By investing in a company, you become a partial owner. As an owner, you are entitled to a share of the company's profits. Before investing in a company that seems to generate a high income to its shareholders, make sure it has not issued shares of preferred stock. If it does, recalculate your expected earnings with the return on common equity calculation so you do not overestimate your total return.

Common Stock

A company's stock is divided between preferred shares and common stock. Common stock represents a pure ownership interest in the company. Common stock owners receive a share of the company's profits through dividends and have a voting right at the annual board of directors meeting. When a company makes payments, common stockholders get paid last, behind debt and preferred stock. As a result. common stock is a riskier investment than preferred stock. In exchange for the risk, common stock has a higher long-run growth rate than preferred stock.

Preferred Stock

Preferred stock is a hybrid between a stock and a debt instrument.
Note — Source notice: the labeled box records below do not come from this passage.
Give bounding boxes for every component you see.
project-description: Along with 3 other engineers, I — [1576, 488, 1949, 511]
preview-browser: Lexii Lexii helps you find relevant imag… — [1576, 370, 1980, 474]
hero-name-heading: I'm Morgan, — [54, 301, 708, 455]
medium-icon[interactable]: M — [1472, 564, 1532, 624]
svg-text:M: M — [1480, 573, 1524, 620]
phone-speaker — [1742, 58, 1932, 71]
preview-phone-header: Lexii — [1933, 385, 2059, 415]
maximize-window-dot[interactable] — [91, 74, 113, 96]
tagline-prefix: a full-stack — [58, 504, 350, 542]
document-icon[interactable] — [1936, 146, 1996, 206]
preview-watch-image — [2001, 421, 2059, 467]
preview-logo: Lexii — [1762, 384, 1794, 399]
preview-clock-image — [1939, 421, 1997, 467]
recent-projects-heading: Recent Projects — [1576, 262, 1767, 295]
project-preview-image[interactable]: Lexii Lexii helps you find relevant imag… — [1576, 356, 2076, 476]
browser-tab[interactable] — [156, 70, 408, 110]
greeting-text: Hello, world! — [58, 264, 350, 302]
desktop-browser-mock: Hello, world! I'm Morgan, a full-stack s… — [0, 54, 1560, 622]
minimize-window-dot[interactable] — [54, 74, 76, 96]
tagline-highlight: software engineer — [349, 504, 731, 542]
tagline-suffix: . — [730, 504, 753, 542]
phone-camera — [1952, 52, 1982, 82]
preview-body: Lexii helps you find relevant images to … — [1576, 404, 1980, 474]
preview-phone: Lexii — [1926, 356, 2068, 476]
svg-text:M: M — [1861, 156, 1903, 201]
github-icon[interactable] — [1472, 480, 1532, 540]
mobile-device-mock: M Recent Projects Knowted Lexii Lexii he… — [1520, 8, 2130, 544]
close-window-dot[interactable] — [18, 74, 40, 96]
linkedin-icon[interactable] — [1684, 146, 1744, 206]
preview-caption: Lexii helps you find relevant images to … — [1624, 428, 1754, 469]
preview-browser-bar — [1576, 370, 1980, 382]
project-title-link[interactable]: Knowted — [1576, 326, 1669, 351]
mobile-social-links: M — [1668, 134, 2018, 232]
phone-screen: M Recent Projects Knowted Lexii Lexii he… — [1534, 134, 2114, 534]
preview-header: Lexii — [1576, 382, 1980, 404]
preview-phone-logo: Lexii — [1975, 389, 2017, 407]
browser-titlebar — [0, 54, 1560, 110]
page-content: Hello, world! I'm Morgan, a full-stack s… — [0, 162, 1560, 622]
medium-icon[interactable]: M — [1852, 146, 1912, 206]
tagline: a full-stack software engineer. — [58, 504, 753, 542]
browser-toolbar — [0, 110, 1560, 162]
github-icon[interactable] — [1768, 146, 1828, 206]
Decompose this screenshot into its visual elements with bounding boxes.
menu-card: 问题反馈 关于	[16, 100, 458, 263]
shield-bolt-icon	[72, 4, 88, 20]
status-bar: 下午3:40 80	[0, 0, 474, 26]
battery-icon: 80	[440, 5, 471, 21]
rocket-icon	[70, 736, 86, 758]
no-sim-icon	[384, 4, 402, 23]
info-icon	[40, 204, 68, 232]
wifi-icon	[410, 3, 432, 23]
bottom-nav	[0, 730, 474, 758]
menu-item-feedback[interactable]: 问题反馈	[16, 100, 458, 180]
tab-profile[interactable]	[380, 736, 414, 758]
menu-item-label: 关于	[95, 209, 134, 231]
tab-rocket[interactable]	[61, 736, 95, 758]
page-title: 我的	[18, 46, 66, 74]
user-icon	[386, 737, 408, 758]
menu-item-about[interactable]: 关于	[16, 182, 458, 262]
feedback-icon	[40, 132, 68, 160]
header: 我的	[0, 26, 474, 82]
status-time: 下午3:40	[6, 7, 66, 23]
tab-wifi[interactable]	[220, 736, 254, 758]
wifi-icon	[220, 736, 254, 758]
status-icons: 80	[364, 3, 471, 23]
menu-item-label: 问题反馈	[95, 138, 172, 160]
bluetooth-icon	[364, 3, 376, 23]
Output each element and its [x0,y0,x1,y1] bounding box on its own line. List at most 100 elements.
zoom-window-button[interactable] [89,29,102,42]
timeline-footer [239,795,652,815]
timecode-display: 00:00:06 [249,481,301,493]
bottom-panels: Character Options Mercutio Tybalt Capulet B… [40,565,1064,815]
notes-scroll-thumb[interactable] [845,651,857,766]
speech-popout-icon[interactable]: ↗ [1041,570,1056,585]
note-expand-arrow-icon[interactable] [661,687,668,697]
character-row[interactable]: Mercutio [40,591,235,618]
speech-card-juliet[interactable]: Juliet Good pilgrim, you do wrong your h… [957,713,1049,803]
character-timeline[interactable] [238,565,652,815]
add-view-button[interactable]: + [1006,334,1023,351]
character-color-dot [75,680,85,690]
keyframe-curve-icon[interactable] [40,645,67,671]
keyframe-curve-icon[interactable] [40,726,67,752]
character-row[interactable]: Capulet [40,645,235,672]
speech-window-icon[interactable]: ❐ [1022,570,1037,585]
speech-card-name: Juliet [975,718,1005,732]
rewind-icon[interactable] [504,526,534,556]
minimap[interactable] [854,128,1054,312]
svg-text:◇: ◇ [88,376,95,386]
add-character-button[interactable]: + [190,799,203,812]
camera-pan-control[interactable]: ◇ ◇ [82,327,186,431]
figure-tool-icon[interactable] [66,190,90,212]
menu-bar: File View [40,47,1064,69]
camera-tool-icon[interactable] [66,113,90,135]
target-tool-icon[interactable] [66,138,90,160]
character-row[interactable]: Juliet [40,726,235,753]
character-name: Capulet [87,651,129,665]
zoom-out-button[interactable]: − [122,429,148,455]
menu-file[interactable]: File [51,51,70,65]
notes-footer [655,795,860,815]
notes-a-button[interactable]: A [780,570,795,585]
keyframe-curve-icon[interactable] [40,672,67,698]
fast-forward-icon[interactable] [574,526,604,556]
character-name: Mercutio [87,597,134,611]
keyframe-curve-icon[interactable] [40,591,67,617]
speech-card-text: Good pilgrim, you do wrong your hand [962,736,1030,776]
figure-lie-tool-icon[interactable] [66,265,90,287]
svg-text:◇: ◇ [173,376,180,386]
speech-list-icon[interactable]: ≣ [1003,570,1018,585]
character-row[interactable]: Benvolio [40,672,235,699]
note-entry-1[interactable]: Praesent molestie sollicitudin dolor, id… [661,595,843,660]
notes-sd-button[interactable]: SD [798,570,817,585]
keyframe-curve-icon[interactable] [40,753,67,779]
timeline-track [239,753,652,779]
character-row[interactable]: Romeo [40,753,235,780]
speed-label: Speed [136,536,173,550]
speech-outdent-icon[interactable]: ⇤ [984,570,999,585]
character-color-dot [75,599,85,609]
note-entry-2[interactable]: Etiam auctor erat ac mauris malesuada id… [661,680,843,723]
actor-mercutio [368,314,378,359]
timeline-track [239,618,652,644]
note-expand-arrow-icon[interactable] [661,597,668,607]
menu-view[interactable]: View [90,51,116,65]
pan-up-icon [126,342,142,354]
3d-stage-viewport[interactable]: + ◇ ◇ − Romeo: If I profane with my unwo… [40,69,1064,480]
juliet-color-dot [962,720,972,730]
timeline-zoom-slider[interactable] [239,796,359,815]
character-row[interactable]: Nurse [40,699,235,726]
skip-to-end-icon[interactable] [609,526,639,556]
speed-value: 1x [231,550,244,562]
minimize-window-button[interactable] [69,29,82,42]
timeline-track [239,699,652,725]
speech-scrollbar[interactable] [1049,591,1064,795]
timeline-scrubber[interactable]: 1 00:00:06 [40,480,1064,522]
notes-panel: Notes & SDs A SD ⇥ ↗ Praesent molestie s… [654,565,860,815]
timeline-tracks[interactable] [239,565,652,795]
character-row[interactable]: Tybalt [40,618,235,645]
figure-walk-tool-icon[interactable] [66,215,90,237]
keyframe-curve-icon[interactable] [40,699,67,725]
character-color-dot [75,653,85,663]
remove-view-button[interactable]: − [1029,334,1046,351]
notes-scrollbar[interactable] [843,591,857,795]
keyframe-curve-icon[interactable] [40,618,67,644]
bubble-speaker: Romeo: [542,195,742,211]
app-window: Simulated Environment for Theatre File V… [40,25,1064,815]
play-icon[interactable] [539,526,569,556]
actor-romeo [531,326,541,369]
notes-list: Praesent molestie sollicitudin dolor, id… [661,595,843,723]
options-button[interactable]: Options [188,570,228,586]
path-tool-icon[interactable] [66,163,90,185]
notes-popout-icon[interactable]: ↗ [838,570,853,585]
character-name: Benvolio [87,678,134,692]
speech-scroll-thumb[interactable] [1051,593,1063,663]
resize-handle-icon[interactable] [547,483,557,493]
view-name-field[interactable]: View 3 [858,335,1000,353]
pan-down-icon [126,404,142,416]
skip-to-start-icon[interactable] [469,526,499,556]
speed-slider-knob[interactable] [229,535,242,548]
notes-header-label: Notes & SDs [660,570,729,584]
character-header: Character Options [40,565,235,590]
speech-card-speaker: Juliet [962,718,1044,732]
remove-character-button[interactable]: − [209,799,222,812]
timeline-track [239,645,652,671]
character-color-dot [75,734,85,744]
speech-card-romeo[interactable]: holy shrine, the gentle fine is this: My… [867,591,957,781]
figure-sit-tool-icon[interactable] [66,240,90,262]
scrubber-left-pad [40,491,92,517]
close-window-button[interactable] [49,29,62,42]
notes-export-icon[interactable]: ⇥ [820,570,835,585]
These shares receive a fixed annual dividend that must be paid before any payments can be made to common stock. If the company goes bankrupt, preferred shareholders have a right to claim the company's remaining assets before the common shareholders. In exchange for this safety, preferred stock does not have the same growth potential as common stock. Preferred shareholders also do not get a vote at the shareholders meeting.

Shareholder Return

The total shareholder return calculation determines the annual profit for all shareholders in a company. To calculate total shareholder return, divide the company's annual net profit by its total number of shares outstanding. This calculates the profit earned for each shareholder in the company, both common and preferred. This is a useful formula if you are buying both common and preferred stock, or if the company has not issued preferred stock. This is not a good calculation for common stock holders because it does not take into account that the preferred dividend comes before any common stock dividends.

Return on Common Equity

The return on common equity calculation is more relevant for an investor researching common equity. To calculate the return on common equity, first subtract the preferred dividend from net profit and subtract the number of preferred shares from the total shares outstanding. Divide the adjusted profit by the adjusted number of shares to determine the remaining profit per share of common stock. Because preferred shares get paid in full first, this result may be significantly lower than the shareholder return if the company had low profits.